“And when we speak, we are afraid our words will not be heard nor welcomed, but when we are silent, we are still afraid, so it is better to speak remembering we were never meant to survive.”
– Audre Lorde
Like Audre Lorde, I would rather be afraid and speak my truth than choke on my silence. Often, as I navigate my journey through medicine, I feel as though I was never meant to survive.
When you apply to medical school, people will tell you to tell a story — to let your personality shine through. You are told that it is your individuality and your unique life experiences that set you apart. You’re encouraged to lean into that uniqueness and utilize it as means to prove your worthiness for admission. It is then used to put into pretty graphics that celebrate the diversity of your class as medical schools pat themselves on the back for bringing more Black, brown, and queer people into this space than ever before, but what good does it do to get us here if we don’t want to remain.
When you arrive at the pearly white gates of your medical institution, you feel as though you have made it, but what they don’t tell you is that the hardest part is enduring the aggressions, the imposter syndrome, and the weight of expectations while all being expected to persist and excel anyways. Not only are you fighting an inner battle of questioning your worthiness, but that individuality that was championed during the admissions process is no longer seen as a strength and, more so, a nuisance or an inconvenience to those around you. You are told to blend in, not stand out.
To wear neutral colors and wear your hair in a “professional” way. You are told how doctors are supposed to look and act, but doctors weren’t supposed to be Black not too long ago. I was recently told that medicine was not the career for me if I wanted to have nails. Then who is medicine a career for exactly? Even something as small as the surgical caps not fitting all hair types excludes us. In the anatomy lab, I had to wrestle with my braids to fit them under the shower caps, and I’ve heard stories of third-year medical students, residents, and attendings having to maneuver two caps around their hair to contain it, but haven’t we learned that one size does not fit all? The guise of professionalism infringes upon our personhood and dampens our individuality. I’m starting to wonder if we were ever meant to fit in here at all.
Until we come to terms with the fact that guidelines for professionalism are rountined in white supremacy, medicine will never be an inclusive space for all. It will continue to be a place where people like me are told that they are too much, too loud, and too different. If being Black, female, and first-generation weren’t enough to make me feel othered, being from a single-parent home, not coming from wealth, and experimenting with my hair and nails definitely single me out. From hidden fees to the daily aggressions that only me or other people who look like me seem to notice, every day, I feel another oppressive force nicking away at my personhood and beating down my will to fight. Similarly to Duaa AbdelHameid, “I frequently feel I have to silence the Black woman and simply be a physician, colorless, un-Black.” I often feel as though my culture and my career are mutually exclusive.
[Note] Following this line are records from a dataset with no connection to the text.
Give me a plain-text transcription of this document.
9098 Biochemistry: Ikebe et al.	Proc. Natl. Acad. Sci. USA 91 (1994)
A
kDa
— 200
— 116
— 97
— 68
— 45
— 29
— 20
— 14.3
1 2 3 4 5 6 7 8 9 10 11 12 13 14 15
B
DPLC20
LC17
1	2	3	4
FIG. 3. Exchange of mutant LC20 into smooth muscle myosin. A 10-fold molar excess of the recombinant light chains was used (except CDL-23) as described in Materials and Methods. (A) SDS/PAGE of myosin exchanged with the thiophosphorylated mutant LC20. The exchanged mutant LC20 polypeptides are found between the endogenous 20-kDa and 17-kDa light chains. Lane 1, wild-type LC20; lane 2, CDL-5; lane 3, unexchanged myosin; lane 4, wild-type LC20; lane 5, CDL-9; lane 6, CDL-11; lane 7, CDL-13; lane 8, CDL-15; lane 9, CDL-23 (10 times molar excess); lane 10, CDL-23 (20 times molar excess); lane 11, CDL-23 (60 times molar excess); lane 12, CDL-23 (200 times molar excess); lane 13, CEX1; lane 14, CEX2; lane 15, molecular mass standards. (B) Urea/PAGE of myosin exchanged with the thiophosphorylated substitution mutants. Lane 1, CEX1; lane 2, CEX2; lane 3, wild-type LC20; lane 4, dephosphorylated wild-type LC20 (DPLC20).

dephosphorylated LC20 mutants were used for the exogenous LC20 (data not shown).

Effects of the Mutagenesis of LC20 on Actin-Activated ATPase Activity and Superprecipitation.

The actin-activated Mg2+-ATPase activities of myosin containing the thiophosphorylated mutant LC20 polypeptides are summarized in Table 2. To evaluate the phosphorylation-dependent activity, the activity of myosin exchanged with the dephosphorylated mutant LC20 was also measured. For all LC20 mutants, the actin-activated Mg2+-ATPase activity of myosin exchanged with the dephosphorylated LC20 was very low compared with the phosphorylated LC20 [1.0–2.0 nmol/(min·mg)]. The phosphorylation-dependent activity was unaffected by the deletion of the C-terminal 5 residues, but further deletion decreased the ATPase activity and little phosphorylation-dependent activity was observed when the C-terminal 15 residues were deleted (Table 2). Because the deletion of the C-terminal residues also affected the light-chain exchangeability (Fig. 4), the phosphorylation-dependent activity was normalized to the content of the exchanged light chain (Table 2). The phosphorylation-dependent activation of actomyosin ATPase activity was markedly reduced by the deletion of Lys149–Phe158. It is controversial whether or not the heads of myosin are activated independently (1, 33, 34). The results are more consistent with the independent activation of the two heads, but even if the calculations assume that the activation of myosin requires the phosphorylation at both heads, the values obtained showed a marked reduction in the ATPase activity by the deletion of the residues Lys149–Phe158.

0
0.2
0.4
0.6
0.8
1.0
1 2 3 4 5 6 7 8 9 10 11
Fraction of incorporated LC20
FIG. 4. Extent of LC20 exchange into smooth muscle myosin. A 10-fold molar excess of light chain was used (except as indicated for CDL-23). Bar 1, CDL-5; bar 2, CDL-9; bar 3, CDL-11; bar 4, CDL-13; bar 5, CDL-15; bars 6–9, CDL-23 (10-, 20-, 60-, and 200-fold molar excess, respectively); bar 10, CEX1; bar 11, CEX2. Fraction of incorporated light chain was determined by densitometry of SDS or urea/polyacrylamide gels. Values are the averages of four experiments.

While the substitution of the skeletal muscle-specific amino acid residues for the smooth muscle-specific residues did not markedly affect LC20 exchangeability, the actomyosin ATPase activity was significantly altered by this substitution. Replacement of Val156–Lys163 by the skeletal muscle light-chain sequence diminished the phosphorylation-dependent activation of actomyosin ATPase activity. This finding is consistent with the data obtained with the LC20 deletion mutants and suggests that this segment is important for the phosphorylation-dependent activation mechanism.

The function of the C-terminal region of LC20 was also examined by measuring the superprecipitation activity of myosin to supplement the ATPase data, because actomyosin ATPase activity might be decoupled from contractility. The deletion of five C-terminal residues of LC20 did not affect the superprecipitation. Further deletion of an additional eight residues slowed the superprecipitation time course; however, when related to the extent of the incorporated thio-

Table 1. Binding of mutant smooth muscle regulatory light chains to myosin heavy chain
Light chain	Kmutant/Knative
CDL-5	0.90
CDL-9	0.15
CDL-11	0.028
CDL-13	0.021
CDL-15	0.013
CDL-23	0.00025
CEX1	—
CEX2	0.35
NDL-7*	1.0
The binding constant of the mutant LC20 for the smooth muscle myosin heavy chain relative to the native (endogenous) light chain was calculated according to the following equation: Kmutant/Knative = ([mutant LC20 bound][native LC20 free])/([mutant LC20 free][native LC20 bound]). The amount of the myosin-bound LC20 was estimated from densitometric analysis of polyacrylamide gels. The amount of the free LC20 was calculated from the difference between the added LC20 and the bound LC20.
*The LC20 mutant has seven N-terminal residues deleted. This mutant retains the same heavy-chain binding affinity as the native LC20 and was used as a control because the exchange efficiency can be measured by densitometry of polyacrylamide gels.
I write today to question the current use of professionalism in medical education. We cannot expect to diversify medicine and then force all of our doctors in training to fit into an archaic mold once we get here. In a qualitative analysis study of narratives, “marginalized populations reported greater infringements on their professional boundaries, increased scrutiny over their professional actions, and a tension between inclusion vs. assimilation.”
As Audre Lorde writes, “the master’s tools will never dismantle the master’s house.” We need to push organizations to change their policies and recreate new ones from a framework of inclusivity. Just as our patients hope that we accept them as they are and care for them equally, we need to create academic systems that allow us to show up as our authentic selves rather than manufactured versions.
The author is an anonymous medical student.